Как бы то ни было, Жозефина с той поры перестала чураться Ру, приносит ему шоколад и печенье, когда он делает перерыв в работе, и я часто слышу, как они смеются. На её лице больше не появляется испуганное рассеянное выражение, она стала тщательнее следить за своей внешностью, а сегодня утром даже объявила, что намерена забрать из кафе свои вещи.
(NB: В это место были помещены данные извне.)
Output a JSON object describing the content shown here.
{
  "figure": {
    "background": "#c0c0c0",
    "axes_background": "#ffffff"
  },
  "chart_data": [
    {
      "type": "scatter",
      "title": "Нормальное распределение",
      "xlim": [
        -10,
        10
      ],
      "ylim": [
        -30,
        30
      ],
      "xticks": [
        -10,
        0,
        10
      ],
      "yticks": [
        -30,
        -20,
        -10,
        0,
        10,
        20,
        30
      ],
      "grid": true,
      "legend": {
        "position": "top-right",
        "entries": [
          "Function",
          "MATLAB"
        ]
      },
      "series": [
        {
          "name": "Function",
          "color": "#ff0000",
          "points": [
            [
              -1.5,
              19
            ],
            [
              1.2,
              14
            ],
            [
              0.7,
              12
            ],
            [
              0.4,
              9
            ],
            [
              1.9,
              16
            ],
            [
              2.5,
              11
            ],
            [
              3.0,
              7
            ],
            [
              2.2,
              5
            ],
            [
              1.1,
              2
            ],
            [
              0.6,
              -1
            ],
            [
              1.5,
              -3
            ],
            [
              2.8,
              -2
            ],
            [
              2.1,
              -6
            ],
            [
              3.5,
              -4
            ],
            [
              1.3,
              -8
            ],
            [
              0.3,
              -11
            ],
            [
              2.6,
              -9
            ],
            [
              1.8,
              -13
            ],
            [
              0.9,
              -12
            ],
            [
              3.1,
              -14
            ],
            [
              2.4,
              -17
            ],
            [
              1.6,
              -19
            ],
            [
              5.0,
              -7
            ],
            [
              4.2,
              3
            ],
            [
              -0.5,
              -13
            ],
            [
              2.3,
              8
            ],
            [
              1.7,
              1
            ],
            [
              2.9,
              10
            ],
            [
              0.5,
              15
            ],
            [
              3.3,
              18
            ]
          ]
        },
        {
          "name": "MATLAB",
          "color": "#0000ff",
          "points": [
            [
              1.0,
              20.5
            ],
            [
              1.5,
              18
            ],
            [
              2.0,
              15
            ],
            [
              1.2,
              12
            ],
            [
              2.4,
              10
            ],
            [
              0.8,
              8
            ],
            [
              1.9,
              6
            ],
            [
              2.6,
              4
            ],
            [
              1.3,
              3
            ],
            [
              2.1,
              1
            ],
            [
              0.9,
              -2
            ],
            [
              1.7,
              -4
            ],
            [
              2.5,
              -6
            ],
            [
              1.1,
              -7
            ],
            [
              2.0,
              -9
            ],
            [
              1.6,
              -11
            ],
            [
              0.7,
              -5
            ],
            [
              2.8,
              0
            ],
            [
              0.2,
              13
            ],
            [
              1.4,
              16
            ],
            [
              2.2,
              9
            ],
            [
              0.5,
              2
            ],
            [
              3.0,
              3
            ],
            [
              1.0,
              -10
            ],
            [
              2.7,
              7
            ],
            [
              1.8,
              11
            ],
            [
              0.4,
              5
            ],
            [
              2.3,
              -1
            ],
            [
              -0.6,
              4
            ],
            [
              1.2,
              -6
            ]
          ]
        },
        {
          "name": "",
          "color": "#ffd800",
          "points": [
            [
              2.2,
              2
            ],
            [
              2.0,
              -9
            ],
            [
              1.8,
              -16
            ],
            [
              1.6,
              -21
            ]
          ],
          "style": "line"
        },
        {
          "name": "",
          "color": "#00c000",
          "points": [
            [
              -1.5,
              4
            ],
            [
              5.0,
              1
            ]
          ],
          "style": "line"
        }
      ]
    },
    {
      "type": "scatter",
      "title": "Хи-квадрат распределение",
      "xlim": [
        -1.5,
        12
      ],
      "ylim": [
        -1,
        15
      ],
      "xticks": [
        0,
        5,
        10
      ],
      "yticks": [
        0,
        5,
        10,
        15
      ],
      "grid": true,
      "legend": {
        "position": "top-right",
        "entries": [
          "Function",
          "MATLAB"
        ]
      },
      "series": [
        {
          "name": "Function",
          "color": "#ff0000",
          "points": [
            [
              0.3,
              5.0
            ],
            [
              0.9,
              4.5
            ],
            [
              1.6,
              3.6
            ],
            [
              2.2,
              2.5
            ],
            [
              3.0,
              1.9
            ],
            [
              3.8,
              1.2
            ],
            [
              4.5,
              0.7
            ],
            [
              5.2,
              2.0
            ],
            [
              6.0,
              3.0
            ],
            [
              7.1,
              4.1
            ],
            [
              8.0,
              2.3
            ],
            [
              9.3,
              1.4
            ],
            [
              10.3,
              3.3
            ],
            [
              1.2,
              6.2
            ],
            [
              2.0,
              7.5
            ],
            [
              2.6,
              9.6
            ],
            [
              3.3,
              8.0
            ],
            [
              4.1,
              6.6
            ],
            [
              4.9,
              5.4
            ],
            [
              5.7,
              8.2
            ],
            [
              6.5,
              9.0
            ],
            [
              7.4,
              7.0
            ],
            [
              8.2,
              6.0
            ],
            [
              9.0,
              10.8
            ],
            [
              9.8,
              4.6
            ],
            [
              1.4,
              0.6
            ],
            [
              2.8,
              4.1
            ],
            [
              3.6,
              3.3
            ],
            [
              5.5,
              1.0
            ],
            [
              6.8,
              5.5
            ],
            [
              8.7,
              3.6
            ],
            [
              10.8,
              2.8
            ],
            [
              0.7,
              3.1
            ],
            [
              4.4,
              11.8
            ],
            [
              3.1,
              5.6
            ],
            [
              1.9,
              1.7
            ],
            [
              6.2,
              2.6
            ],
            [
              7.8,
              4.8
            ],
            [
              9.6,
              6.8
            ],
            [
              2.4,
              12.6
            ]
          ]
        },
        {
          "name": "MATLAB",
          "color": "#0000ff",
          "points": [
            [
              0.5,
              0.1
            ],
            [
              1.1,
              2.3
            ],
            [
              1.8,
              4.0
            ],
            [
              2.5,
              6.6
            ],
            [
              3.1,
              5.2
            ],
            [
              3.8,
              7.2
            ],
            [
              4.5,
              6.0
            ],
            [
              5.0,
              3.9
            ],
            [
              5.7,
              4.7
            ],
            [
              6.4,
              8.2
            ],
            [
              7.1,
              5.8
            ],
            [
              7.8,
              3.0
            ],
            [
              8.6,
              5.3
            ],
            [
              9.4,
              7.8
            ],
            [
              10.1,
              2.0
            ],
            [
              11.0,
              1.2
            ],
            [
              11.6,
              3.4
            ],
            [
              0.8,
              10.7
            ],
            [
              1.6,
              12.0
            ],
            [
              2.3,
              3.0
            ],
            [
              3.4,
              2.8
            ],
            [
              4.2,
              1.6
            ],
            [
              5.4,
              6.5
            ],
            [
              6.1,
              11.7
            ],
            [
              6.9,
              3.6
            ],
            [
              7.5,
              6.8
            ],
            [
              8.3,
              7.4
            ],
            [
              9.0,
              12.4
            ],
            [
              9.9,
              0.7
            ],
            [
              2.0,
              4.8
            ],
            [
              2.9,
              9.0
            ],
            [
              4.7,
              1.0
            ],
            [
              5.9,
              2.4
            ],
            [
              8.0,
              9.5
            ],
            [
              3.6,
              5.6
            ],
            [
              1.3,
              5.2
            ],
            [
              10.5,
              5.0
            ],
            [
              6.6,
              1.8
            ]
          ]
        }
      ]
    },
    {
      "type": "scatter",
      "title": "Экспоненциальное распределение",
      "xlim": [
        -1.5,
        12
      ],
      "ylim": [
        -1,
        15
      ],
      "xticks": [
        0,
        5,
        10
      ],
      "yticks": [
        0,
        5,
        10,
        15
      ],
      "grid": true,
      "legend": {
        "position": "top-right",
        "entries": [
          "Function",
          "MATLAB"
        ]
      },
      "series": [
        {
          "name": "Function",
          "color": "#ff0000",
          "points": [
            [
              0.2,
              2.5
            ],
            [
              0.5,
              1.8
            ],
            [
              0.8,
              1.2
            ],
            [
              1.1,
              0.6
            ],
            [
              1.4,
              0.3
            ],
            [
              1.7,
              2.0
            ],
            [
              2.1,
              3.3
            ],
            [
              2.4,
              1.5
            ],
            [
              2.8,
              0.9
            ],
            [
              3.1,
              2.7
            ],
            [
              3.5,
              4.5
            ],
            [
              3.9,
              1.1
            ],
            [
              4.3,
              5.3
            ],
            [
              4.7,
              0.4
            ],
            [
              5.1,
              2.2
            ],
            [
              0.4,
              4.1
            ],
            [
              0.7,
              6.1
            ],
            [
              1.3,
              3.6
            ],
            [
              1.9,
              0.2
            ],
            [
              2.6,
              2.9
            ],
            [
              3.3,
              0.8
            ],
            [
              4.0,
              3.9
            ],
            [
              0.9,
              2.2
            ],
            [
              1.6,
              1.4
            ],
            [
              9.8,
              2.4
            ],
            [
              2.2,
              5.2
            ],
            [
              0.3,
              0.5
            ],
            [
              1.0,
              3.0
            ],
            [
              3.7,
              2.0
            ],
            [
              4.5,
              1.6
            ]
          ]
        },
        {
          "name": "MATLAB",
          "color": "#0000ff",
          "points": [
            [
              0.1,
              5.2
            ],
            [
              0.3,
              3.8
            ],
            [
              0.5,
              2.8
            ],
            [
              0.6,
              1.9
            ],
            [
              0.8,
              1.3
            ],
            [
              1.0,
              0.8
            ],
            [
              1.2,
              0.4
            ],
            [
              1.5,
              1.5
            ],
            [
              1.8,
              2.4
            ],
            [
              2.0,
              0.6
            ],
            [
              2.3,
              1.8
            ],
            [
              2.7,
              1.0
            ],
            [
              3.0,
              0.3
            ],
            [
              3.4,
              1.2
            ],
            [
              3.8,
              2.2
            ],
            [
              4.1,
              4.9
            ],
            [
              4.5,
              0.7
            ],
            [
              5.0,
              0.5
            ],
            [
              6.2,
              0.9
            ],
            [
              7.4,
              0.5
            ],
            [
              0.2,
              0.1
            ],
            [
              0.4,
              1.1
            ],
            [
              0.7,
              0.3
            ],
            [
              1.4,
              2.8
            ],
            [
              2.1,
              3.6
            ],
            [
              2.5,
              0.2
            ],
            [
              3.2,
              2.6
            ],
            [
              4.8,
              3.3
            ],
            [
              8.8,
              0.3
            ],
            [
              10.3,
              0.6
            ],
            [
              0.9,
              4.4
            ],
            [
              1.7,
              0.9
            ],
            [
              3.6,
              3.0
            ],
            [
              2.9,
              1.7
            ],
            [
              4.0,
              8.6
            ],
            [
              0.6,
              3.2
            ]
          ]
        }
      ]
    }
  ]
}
— Давай я схожу с тобой, — предложила я.

Жозефина мотнула головой.

— Сама управлюсь. — Вид у неё счастливый, она в восторге от собственного решения. — К тому же, если я не посмотрю в лицо Полю… — Она умолкла и смущённо потупилась. — Просто я подумала, что нужно сходить, вот и всё. — В её раскрасневшемся лице непреклонность. — У меня там книги, одежда… Я хочу забрать их, пока Поль всё не выкинул.

Я кивнула.

— Когда пойдёшь?

— В воскресенье, — не колеблясь ответила она. — Он будет в церкви. Если повезёт, вообще с ним не встречусь. Я ведь ненадолго. Туда и обратно.

Я пристально посмотрела на неё.

— Ты уверена, что тебе не нужны провожатые?

Жозефина качнула головой:

— Уверена.

Чопорность на её лице вызвала у меня улыбку, но я поняла, что она имела в виду. Кафе — его территория, их территория, где каждый уголок, каждая вещь хранят неизгладимый отпечаток их совместной жизни. Мне там не место.

— Ничего со мной не случится, — улыбнулась она. — Я знаю, как с ним обходиться, Вианн. Раньше же получалось.

— Надеюсь, до этого не дойдёт.

— Не дойдёт. — Она вдруг взяла меня за руку, будто успокаивая мои страхи. — Обещаю.